1.700 kilometre yapanlar bile var

ÇAKTIR: Genelde bölgelerden gelen şikâyetler üzerine harekete geçiyoruz. Hep aynı şeyler duyuyoruz. Son dönemlerde belgelerdeki karışıklıklar nedeni ile korsan taşımacılığın meşrulaştırıldığını görüyoruz. Aslında korsan taşımacılık yok, belgeli haksız kazanç ve bizim emeğimize saldırı var. Biz bunları gördük. Daha önce çok kısa yolda çalışan ve 100 km üstü taşımacılık yapamayan ve sokak aralarından kalkan otobüslerin artık, elindeki belgelere dayandırarak bırakın 100 kilometreyi, 1700 km kadar da yol yapabildiklerini görebiliyoruz. Bunlarla ilgili çalışmalarımızı yapıyoruz. Esnafın ve sektörün bize verdiği bilgiler doğrultusunda korsan minibüsler ile mücadele ediyoruz ve ‘bunlarla alakalı ne yapabiliriz’ sorusuyla bize geldiklerind, gidip oradaki durumu inceliyoruz, resimlendiriyoruz, gerekli mercilere bildiriyoruz ve bunun sonucunu da alıyoruz.

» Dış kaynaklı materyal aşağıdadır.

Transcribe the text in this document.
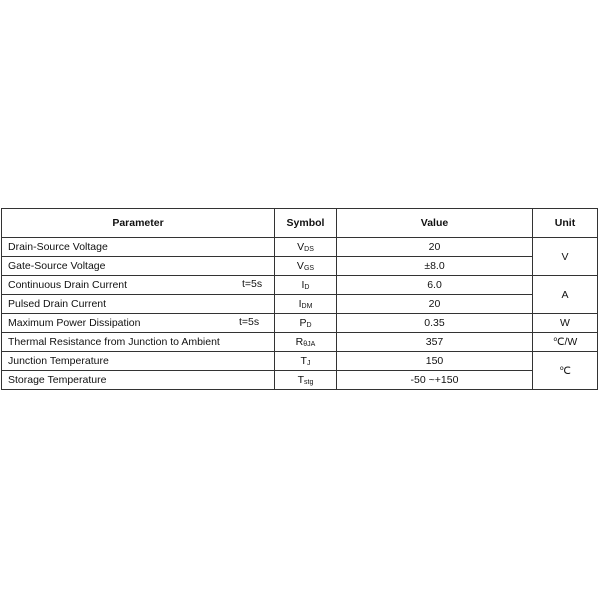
Parameter	Symbol	Value	Unit
Drain-Source Voltage	$V_{DS}$	20	V
Gate-Source Voltage	$V_{GS}$	±8.0	
Continuous Drain Current t=5s	$I_D$	6.0	A
Pulsed Drain Current	$I_{DM}$	20	
Maximum Power Dissipation t=5s	$P_D$	0.35	W
Thermal Resistance from Junction to Ambient	$R_{\theta JA}$	357	℃/W
Junction Temperature	$T_J$	150	℃
Storage Temperature	$T_{stg}$	-50 ~+150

GÜLEGÜLE: Bu çalışmaları sadece İstanbul için mi yoksa tüm Türkiye için mi yapıyorsunuz?

Faaliyet alanımız tüm Türkiye

ÇAKTIR: TOFED, sadece İstanbul’un değil, Türkiye’deki tüm otobüsçülerin federasyonudur. Dolayısıyla faaliyet alanımız da 81 ili ve bağlı ilçeleri kapsıyor. Komisyon olarak hangi bölgeden şikayet alıyorsak, hemen oraya hareket ediyoruz. Yakın zamanda pek çok il ziyaretimiz oldu, olmaya da devam edecek.

GÜLEGÜLE: Ağırlıklı olarak bu ziyaretlerde ne gördünüz? İstanbul’u düşünürsek korsan taşımacıların adresi genelde nereler oluyor?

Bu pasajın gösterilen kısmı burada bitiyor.